"Today's customer journey is more fragmented, faster-moving and harder to track than ever. Consumers switch between platforms, devices and channels in ways that don't follow linear paths, and their decisions are shaped by factors far beyond paid media. Despite this, many organizations still apply marketing mix modeling (MMM) with a decade-old mindset. Annual refresh cycles, siloed ownership and static inputs like channel-level spend, impressions or GRPs remain common."
"Foundational practices still matter when applied thoughtfully. Multi-year data helps establish reliable baselines, and limiting variables supports model stability. But the pace of change in consumer behavior, media and culture means those practices must evolve. New channels, trends, devices and market dynamics constantly reshape how people engage, requiring data that captures emerging channels, real-time behavior and broader market shifts. MMM must reflect that complexity."

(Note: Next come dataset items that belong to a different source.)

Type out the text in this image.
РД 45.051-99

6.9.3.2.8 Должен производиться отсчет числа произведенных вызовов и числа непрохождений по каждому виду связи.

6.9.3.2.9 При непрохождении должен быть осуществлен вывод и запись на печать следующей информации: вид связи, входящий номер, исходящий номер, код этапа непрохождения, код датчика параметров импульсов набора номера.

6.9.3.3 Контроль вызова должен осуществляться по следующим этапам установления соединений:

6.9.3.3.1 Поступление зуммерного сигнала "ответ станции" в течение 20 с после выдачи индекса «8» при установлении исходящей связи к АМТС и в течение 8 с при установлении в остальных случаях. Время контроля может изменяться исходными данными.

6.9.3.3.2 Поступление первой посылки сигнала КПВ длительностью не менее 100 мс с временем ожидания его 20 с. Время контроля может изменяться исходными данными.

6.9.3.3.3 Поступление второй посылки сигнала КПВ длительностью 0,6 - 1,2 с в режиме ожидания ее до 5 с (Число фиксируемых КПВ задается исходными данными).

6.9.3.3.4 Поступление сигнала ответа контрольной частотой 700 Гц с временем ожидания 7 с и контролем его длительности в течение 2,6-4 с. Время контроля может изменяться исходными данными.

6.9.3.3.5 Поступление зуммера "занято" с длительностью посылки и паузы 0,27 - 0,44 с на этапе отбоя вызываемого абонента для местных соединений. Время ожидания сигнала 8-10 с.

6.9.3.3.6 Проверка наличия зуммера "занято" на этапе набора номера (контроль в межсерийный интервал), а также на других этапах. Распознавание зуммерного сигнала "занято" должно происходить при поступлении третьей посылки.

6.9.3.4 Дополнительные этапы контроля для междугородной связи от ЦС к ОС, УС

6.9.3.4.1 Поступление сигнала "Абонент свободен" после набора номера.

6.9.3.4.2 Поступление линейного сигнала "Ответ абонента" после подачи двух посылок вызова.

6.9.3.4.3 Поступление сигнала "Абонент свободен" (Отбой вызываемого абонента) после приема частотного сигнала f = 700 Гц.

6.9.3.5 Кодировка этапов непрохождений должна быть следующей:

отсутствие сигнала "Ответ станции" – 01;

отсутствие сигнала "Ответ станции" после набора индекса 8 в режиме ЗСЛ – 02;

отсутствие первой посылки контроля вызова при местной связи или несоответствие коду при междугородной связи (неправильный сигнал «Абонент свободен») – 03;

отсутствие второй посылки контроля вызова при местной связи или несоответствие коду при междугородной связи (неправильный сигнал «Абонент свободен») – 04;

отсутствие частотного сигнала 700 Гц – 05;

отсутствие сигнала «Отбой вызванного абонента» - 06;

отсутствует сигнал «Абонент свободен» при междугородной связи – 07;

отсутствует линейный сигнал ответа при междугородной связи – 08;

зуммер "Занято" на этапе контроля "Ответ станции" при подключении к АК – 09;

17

Marketing mix models often fail to guide confident decisions because organizations use outdated inputs, ownership models, and refresh cadences. Customer journeys are fragmented across platforms, devices and channels, and decisions are influenced by factors beyond paid media. Legacy assumptions such as linear effects, last-touch logic, annual refreshes and siloed ownership create misleading outputs. Core practices like multi-year baselines and variable limits remain valuable, but must be augmented with emerging-channel data, real-time behavior signals and more frequent model updates. Effective MMM requires cross-functional ownership, broader inputs and an operating model focused on guiding future budget allocation under changing conditions.